Параллельно с работой над курсом аполлонической эвритмии проходили показы сцен из "Фауста". Сцены ставились одна за другой. Я ссылаюсь здесь на первые варианты инсценировок, данные нам Р. Штейнером (см. главу "Сцены из Фауста 1915 г."). Так, например, в декабре 1916 года мы ставили "Романтическую Вальпургиеву ночь". До сих пор я чувствую тепло и радость, вспоминая первое представление этой сцены. Постановку мы должны были сделать за несколько дней. Сначала я не знала, как решить эту проблему. Перед нами стояла совершенно новая задача. По какой — то причине Рудольф и Мария Штейнер на этот раз хотели, чтобы мы справились самостоятельно, без их помощи. Даже костюмы — первый раз за время нашей работы над "Фаустом" — мы должны были придумать сами. Р. Штейнер сказал нам только то, что все дамы, изображавшие ведьм, должны быть одеты каждая по — своему. Колдуны, напротив, не являются людскими душами на астральном плане, как в случае с ведьмами, это лишь имагинации подсознательных желаний этих ведьм. Ведьмы хотят видеть своих спутников лишенными всякой индивидуальности, но при этом наделенными всеми качествами кота, поэтому колдунов нужно нарядить в котов, совершенно похожих друг на друга.

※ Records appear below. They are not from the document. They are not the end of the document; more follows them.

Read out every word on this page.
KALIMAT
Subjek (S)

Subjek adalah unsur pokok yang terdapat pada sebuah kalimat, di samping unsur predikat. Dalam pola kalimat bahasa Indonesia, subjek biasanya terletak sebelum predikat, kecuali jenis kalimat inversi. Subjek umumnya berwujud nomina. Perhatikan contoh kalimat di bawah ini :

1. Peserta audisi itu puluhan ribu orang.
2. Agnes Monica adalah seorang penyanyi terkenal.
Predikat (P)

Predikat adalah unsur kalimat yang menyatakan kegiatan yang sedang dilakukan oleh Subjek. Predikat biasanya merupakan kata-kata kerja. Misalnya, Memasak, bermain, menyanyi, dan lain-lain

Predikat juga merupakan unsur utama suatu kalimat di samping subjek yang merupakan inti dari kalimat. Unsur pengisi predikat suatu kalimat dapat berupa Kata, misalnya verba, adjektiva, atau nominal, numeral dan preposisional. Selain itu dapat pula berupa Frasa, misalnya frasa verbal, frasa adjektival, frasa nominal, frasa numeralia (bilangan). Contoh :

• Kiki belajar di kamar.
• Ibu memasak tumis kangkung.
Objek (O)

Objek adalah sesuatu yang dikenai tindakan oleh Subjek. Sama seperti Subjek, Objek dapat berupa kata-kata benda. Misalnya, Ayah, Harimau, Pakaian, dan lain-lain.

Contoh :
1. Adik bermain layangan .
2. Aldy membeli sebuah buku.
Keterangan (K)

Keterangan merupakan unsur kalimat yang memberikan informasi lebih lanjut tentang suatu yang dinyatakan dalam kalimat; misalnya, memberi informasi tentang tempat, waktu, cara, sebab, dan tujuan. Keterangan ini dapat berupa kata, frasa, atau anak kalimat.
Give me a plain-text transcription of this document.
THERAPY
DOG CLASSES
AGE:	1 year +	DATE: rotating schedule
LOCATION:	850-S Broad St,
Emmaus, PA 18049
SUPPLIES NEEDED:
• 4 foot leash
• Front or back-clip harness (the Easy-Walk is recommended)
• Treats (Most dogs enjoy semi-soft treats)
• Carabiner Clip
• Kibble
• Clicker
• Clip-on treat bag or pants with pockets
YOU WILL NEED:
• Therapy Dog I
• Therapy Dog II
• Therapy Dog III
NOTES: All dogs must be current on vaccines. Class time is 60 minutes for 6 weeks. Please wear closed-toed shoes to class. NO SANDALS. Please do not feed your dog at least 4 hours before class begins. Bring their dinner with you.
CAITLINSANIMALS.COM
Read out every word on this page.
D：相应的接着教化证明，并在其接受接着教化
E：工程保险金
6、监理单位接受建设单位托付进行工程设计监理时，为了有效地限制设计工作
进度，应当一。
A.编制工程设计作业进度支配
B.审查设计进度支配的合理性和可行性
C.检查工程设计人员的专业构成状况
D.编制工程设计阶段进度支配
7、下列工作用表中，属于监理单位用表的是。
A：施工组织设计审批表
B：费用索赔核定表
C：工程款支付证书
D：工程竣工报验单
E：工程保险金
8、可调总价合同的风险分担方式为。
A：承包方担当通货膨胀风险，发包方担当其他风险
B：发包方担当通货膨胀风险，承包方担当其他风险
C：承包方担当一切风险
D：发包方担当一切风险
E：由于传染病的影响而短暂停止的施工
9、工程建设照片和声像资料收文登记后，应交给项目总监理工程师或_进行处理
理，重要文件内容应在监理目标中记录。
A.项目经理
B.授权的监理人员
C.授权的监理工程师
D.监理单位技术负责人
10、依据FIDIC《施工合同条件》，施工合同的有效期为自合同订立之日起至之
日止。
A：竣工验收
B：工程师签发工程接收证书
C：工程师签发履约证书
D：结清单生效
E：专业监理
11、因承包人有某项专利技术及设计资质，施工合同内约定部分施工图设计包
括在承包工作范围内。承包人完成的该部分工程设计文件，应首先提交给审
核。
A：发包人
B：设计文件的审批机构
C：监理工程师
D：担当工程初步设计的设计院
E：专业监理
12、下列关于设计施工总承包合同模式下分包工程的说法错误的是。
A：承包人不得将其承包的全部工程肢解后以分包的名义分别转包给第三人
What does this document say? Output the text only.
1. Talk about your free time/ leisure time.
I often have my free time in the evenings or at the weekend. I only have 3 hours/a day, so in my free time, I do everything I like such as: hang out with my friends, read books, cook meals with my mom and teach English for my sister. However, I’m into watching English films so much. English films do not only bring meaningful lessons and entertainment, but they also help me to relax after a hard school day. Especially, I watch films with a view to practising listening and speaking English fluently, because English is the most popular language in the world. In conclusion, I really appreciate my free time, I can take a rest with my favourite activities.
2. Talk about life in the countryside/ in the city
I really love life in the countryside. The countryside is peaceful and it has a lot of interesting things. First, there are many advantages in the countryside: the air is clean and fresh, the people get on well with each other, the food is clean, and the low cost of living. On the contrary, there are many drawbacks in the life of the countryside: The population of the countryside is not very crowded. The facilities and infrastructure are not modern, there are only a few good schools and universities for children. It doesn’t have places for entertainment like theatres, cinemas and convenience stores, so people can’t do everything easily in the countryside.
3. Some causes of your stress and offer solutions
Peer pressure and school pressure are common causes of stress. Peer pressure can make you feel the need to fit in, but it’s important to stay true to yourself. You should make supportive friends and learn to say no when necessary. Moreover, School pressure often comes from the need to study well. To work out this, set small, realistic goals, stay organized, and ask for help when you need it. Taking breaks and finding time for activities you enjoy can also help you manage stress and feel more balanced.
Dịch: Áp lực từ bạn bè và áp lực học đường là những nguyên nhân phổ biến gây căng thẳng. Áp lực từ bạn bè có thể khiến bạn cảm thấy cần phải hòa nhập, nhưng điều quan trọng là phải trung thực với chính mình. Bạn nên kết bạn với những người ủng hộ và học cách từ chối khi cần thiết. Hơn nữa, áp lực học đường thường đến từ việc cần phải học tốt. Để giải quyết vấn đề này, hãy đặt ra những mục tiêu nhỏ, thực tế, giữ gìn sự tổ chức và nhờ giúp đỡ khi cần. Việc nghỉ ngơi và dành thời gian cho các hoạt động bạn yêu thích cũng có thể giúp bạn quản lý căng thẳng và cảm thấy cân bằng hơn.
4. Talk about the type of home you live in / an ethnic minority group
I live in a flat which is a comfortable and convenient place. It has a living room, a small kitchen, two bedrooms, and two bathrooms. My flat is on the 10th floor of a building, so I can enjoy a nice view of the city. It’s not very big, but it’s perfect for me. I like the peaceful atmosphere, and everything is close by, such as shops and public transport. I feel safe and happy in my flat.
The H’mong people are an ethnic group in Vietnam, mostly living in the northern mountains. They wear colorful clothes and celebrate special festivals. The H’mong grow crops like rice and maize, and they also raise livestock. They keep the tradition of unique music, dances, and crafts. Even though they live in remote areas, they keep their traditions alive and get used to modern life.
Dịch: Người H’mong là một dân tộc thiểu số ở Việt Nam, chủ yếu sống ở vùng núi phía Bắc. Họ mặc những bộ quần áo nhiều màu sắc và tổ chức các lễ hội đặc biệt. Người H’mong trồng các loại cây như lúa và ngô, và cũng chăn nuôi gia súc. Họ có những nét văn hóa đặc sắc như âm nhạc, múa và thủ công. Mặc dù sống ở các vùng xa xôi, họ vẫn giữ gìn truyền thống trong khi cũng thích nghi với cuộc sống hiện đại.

И вот настал день, когда нужно было показать Рудольфу и Марии Штейнер нашу постановку, костюмы ведьм и т. д. Дамы продемонстрировали необычайную находчивость. О себе я могу сказать, что появилась на сцене в короткой синей юбке, в старой вязаной кофте с большими дырками на локтях, в фартуке с разноцветными заплатами, в широких, почти спадающих с ног шлепанцах, со взлохмаченными, развевающимися волосами и с метлой в руках. Другие проявили, возможно, еще большую фантазию в придумывании своих костюмов. И что же? Вопреки ожиданиям, все прошло гладко, с заразительной живостью мы представили всю сцену на одном дыхании; до появления Мефистофеля и Фауста мы с колдунами исполнили целый ряд танцев в сопровождении музыки — и по одному, и вдвоем, и втроем, закручивая и раскручивая грандиозные спирали; получилось очень хорошо. Р. Штейнера развеселило наше выступление, Мария Штейнер. тоже одобрила постановку, но ей показалось, что в целом сцена слишком буйная, для смягчения эффекта она решила попробовать одеть меня немного по — другому. На следующий день перед генеральной репетицией я получила от фрейлейн Леман пакет с новым костюмом и одела предназначавшийся мне наряд — более длинную юбку, белый фартук и т. д. Но как я ни старалась, ничего убедительного из этого не вышло. Мария Штейнер, смеясь, сказала: "Киселева, наденьте снова Ваши яркие лохмотья, вчера было намного лучше"
Я так жалею, что никто нас тогда не сфотографировал! Это было такое пестрое, фантастическое сборище!
Я описываю все это так подробно по одной простой причине: при повторной постановке этой сцены в 1936 году некоторые дорнахские эвритмисты считали недостатком этой моей инсценировки то, что ведьмы не соответствовали колдунам. По их мнению, ведьмы должны были представлять своего рода групповую душу, быть в точности похожими друг на друга, без индивидуальности, и быть почти такими же гротескными, как ведьма в сцене "Кухня ведьмы". Но Р. Штейнер как раз не хотел здесь схожести, он хотел контраста. Кроме того, он убрал из текста роль ведьмы "Баубо", скачущей на свинье, как слишком гротескную для сцены.
Я считаю, что мы обязаны сохранить для будущего все характерное, симптоматическое из постановок, данных Р. Штейнером Особенно в таком случае, когда, по указаниям Р. Штейнера, должны быть образно продемонстрированы подсознательные тенденции человеческой души.
Пусть этот пример послужит предостережением. Не стоит конструировать концепции, исходить из велений разума при решении художественных задач. Лучше подождать, пока не созреет духовное понимание.
Это выступление прошло очень живо, с большим воодушевлением. За кулисами группа друзей, вызвавшихся помочь, производила разные шумы с помощью металлических и прочих предметов. Некоторые компетентные лица с успехом изображали лягушачьи концерты и тому подобное, и я помню, что Р. Штейнер попросил их еще громче квакать перед словами Фауста "Я слышу звуки любви". Фауст и Мефистофель должны были вместе с блуждающими огоньками выполнять зигзагообразные формы и сопровождать произносимые в это время слова эвритмическими жестами, при этом Фауст должен был делать гласные, а Мефистофель — согласные. В дальнейшем, с развитием искусства речи, стало возможным выразить призрачный характер этой сцены благодаря усовершенствованной рецитации, без сопроводительных эвритмических движений Фауста и Мефистофеля.